2011年に東日本大震災が起きて、ボランティアを始めたときです。岩手県大槌町へのボランティアツアー参加が契機ですが、最初は親からも反対されました。でも、やりたいことを初めて自分で選んだのが、このときだったんです。

転機になったのは2011年に東日本大震災が起きて、ボランティアを始めたとき(写真:不登校新聞)

実際に行くと、活動を通じて人とコミュニケーションをとることにも慣れましたし、私は日本に地元がなかったから、そういう場所ができた感覚もすごくうれしかった。

大槌町には会社を休んで活動している人、現地でNPOを始めた人など本当にいろんな人がいて、いろんな「ふつう」があることに気がつきました。

ツアーで出会った人たちとも意気投合し、帰ってきてみんなで学生団体を立ちあげました。その団体の活動のなかで、自分なりの社会との関わり方ができるようになっていった気がします。
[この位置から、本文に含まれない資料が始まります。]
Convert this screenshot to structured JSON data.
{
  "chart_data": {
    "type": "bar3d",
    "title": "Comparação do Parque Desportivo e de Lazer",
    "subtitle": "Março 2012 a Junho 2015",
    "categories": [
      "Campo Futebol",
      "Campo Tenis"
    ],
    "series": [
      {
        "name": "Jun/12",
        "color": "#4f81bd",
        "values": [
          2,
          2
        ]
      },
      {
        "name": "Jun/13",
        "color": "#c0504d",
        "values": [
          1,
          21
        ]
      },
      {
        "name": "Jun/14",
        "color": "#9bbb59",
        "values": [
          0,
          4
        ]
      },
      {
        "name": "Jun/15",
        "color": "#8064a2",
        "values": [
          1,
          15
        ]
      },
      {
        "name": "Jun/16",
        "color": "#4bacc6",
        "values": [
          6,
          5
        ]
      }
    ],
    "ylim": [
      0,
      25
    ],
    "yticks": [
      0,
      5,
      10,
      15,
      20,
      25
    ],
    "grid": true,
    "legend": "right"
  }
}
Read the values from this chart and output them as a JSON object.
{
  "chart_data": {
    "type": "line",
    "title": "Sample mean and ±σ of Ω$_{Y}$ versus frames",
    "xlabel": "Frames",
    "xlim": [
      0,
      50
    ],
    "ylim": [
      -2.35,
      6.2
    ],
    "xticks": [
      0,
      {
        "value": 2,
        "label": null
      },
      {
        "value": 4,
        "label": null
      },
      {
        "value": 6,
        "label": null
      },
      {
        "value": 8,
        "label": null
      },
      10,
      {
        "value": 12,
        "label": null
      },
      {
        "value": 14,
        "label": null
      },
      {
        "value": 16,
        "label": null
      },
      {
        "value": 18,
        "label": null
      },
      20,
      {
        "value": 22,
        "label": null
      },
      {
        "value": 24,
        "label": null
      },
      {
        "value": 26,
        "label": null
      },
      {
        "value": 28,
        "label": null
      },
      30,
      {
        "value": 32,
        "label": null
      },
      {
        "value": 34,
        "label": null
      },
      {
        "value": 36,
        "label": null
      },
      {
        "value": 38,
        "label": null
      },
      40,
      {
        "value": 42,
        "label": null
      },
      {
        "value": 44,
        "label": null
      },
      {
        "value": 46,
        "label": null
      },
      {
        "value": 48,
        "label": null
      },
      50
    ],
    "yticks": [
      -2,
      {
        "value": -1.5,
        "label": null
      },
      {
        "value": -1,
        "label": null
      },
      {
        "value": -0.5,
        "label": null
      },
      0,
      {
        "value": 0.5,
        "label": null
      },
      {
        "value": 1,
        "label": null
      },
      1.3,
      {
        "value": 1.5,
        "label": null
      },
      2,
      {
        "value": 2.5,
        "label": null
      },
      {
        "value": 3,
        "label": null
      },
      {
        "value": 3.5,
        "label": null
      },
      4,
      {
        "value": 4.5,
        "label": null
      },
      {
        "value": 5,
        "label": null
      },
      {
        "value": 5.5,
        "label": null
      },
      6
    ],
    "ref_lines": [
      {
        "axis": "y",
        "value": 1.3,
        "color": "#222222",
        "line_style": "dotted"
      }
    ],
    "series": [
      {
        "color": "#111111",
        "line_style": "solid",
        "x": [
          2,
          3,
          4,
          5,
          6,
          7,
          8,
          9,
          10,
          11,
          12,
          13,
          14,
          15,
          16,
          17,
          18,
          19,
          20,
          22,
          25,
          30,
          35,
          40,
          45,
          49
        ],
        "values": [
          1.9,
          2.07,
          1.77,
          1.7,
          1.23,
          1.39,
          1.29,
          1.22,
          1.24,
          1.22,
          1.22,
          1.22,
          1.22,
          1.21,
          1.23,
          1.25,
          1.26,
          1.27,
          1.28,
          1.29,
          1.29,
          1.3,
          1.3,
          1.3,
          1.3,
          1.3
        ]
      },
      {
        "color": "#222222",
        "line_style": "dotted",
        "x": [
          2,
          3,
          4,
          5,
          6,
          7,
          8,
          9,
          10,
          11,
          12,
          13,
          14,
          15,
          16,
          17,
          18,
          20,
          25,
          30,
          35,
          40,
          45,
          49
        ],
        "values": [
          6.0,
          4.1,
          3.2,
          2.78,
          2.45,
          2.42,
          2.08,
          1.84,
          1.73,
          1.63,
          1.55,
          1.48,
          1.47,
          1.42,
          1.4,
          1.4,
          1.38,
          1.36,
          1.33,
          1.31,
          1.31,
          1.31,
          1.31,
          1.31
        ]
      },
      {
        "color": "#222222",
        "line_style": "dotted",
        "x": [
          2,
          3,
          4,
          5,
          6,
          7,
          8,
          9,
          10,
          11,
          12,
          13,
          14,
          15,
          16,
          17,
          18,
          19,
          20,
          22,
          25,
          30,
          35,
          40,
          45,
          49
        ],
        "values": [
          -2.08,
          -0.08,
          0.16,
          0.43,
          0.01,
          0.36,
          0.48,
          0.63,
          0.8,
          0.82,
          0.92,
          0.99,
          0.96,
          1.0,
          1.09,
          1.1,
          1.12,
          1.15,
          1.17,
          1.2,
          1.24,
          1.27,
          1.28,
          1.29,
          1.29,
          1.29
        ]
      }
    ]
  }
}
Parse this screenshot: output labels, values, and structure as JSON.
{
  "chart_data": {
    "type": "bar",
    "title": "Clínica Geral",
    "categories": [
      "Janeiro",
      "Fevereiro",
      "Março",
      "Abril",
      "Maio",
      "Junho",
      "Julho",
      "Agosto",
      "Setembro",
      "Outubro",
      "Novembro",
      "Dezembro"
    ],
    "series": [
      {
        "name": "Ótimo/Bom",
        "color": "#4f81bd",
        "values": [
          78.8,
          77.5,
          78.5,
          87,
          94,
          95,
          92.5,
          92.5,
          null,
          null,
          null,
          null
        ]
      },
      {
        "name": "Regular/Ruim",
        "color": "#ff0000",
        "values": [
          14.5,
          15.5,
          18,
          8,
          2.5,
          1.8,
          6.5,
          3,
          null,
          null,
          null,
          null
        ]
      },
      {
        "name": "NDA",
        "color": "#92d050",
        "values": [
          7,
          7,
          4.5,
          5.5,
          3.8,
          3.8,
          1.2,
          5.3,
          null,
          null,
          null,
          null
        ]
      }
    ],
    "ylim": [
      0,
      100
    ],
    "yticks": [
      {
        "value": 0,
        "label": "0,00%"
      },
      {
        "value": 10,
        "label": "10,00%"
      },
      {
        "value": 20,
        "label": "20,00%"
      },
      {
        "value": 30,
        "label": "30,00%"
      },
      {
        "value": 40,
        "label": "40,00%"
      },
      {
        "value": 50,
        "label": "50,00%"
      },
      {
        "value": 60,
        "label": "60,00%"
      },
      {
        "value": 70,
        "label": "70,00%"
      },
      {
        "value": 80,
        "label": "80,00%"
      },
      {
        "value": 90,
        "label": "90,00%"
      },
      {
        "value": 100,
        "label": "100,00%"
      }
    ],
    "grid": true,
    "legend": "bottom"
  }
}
親から精神的に自立したのも、このあたりの時期だったかなと思います。

くり返し失敗した理由

――現在の仕事に不登校経験は活かされているのでしょうか。

不登校の経験があったから、今の仕事につながっていると思います。ボランティア活動のあとも「ふつうになりたい」のと、やりたいことがあって大手企業に就職しました。

結果的にスキルはつきましたが、うまく自分を表現できなかったなと思います。

きっと「こうしたい」よりも、「こうすべき」を無意識に選んでいたから、苦しかったんですね。

私が思い描いていた「ふつう」は、親の期待や願い、中学校で感じたジェンダーバイアス(社会的・文化的につくられた性差のこと)などからも影響があったと思います。

それがサポート校に通い、ボランティアをしているうちに、自分に合うことや嫌なこと、「ふつう」とはちがう自分にだんだんと気づけるようにもなってきました。